De acordo com Prates, Cabral (2010) o que precisa ser feito é criação de alternativas que minimizem as dificuldades da aquisição de cadáveres, seja implantando programas de divulgação de como se pode doar seu corpo para fins educacionais, ou sugerindo a desburocratização por parte de órgãos teoricamente competentes. Em todos os casos, os autores concordam com a utilização dos cadáveres para estudo e pesquisa.
Entretanto, é importante relevar que todo ser humano é dotado de personalidade, nesse caso, é considerado um atributo jurídico, em que todas as pessoas, nascidas vivas, são dotadas disto, o que confere a todas as pessoas a possibilidade de atuar no mundo jurídico, nas chamadas relações jurídicas; ora sendo titular de direitos, como um crédito, a vida, a honra, herança, a intimidade, o nome, a incolumidade físico e psíquica; ora sendo obrigado a algum dever, como a assistência ao cônjuge, um débito, ao socorro, ao pagamento de algum bem de valor. Dentro desses direitos encontram-se os chamados “direitos de personalidade”: uma categoria especial de direitos, ligados intimamente à simples condição humana, decorrente da simples condição de ser humano, que tem como princípio fundamental a dignidade da pessoa e da vida humana.
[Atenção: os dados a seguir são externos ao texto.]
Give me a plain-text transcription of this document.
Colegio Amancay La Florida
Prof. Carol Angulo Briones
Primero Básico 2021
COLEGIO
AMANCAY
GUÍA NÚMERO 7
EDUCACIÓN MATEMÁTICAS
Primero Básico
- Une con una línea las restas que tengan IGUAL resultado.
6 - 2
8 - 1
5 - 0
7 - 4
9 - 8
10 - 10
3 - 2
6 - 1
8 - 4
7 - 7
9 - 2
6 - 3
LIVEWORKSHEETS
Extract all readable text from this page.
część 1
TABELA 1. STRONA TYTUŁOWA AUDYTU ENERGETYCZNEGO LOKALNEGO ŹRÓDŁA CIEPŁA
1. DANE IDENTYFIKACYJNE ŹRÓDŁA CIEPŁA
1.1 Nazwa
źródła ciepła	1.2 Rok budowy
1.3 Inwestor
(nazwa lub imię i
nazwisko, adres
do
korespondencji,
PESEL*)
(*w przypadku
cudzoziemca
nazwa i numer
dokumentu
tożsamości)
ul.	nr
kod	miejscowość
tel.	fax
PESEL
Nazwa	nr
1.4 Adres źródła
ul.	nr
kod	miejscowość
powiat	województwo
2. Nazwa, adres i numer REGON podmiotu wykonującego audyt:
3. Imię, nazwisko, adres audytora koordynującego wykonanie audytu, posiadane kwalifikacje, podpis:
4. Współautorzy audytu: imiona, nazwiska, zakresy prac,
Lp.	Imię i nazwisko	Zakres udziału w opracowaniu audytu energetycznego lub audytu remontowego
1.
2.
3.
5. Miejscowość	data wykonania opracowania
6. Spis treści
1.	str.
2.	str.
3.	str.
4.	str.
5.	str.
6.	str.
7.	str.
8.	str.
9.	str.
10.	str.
Por fim, é entendido que para se obter o conhecimento necessário é preciso a utilização de corpos reais, contudo, é necessário rever questões como a preparação do individuo enquanto formando de uma profissão que tem que ter a vida como instrumento de trabalho. É importante que se tenha paixão pela vida e pelas pessoas, para que se possa demonstrar respeito por aqueles que já não estão entre nós.
REFERÊNCIAS
- CURY, Augusto Jorge, 1958- O futuro da humanidade: a saga de marco polo. Augusto Cury. - Rio de Janeiro. Sextante. 2005.
- PESSINI, Leo, RUIZ, Cristiane. Anatomia humana e ética: dignidade no corpo sem vida? São Paulo. Paulus. 2007.
- PRATES. Nadir Eunice Valverde Barbato de. CABRAL, Richard Halti. O anatomista. Revista de Divulgação Científica da Sociedade Brasileira de Anatomia. Ano –1, Volume –2, Abril-Junho, 2010.